Israele e Stati Uniti

Liberarsi dall’illusione che Trump sia un sincero amico di Israele

Potrebbe essere salutare per i molti che ci credono, e che nonostante i fatti li smentiscano si girano dall’altra parte infastiditi, liberarsi dall’illusione che Donald Trump sia un sincero amico di Israele, un suo robusto sostenitore. Così facendo renderebbero prima di tutto un servizio a se stessi, perché è sempre una buona cosa conformarsi alla realtà anche quando essa risulta sgradevole e contraria alle nostre aspettative, e poi perché se, per un improvviso cambiamento di umore, Trump dovesse realmente fare qualcosa di pro israeliano proverebbero una sorpresa e un sollievo genuini.

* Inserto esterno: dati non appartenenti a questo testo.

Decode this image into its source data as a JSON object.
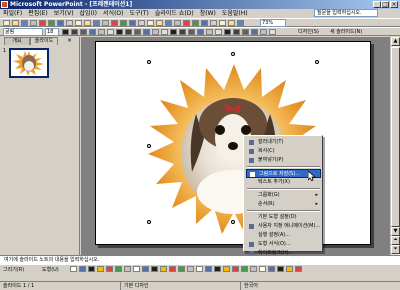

Bisogna lasciarsi alle spalle il primo quadriennio trumpiano (2017-2021) quando in virtù di un team pro-israeliano a formazione di testuggine: Jared Kushner, Mike Pompeo, David Friedman, Nikki Halley, Jason Greenblat, Mike Pence, Trump prese decisioni dirompenti a favore di Israele, che nessun altro presidente americano prima di lui aveva mai preso. Il presente ci offre un altro spaccato. Innanzitutto c’è una guerra ancora in corso che Israele non ha ancora vinto e non si sa se vincerà, e Trump è nemico delle guerre, lui che è convinto che tutto possa risolversi con dei negoziati, che assassini feroci, dittatori spietati, teocrati arcigni, troveranno più conveniente e fruttuso rinunciare alla loro indole e ammorbidirsi. Di seguito abbiamo già, dopo cento giorni di presidenza, segnali non proprio di particolare e benevola attenzione nei confronti di Israele, come la decisione di accordarsi con gli Houti subito dopo che un missile dei ribelli yemeniti aveva raggiunto i pressi dell’aeroporto Ben Gurion, la dichiarazione che l’accordo con l’Arabia Saudita sulla cooperazione per lo sviluppo del nucleare civile può procedere anche senza un previo accordo di distensione con Israele, l’accantonamento del piano di attacco ai siti nucleari iraniani, l’imposizione a Netanyahu di accordarsi con Hamas per la liberazione degli ostaggi, (accordo il cui impianto è quello voluto da Joe Biden e che Netanyahu aveva sempre respinto), e ora la sollecitazione di riprendere gli aiuti umanitari nella Striscia che hanno di fatto avvantaggiato sempre Hamas. Questi sono i fatti, poi c’è un annuncio roboante, cifra trumpiana per eccellenza, che prevede la trasformazione di Gaza in un resort di lusso e l’espulsione della sua popolazione, a cui non è seguito nulla di concreto.

Ora che Israele sembra intenzionato a una offensiva a Gaza dal respirio ampio, Trump appare contrariato. Sicuramente lo è il Qatar, grande sponsor di Hamas, a cui ha elargito dal 2007 ad oggi, circa due miliardi di dollari, e dove Trump si recherà a breve e ricevera in omaggio un lussuoso Boeing 747-8 del valore di 400 milioni di dollari, sicuramente di più dei famosi diamanti che Bokassa donò a Giscard d’Estaing. Bokassa ricompensava il presidente francese per i favori ricevuti, la cosca qatariota degli Al Tahani si ingrazia il presidente americano in attesa dei favori che potra ricevere.

Trump lamenta che la ripresa della guerra rallenterà la ricostruzione di Gaza anche se non sa spiegare come iniziarla senza toglietre di mezzo Hamas e per la quale, il suo inviato in Medioriente e in Russia, Steve Witkoff, (a cui il Qatar ha rimpinguato le tasche con 635 milioni rilevando un albergo di sua proprietà a New York), ha stimato ci vorranno quindici anni.

Al netto dei proclami e delle ciance, c’è un modo solo di essere amici di Israele in un frangente come questo, in cui la sua reputazione internazionale è stata fatta a pezzi dalla propaganda, e dove si trascina una guerra da un anno e mezzo. Sostenerlo decisamente per concluderla, per mettere fine al governo omicida di Hamas e, insieme a questo obiettivo minimo, accordargli l’appoggio e il beneplacito per attaccare i siti nucleari in Iran, tagliando la testa della piovra senza perdere tempo con negoziati che, come ha detto John Bolton, sono solo consumo inutile di ossigeno.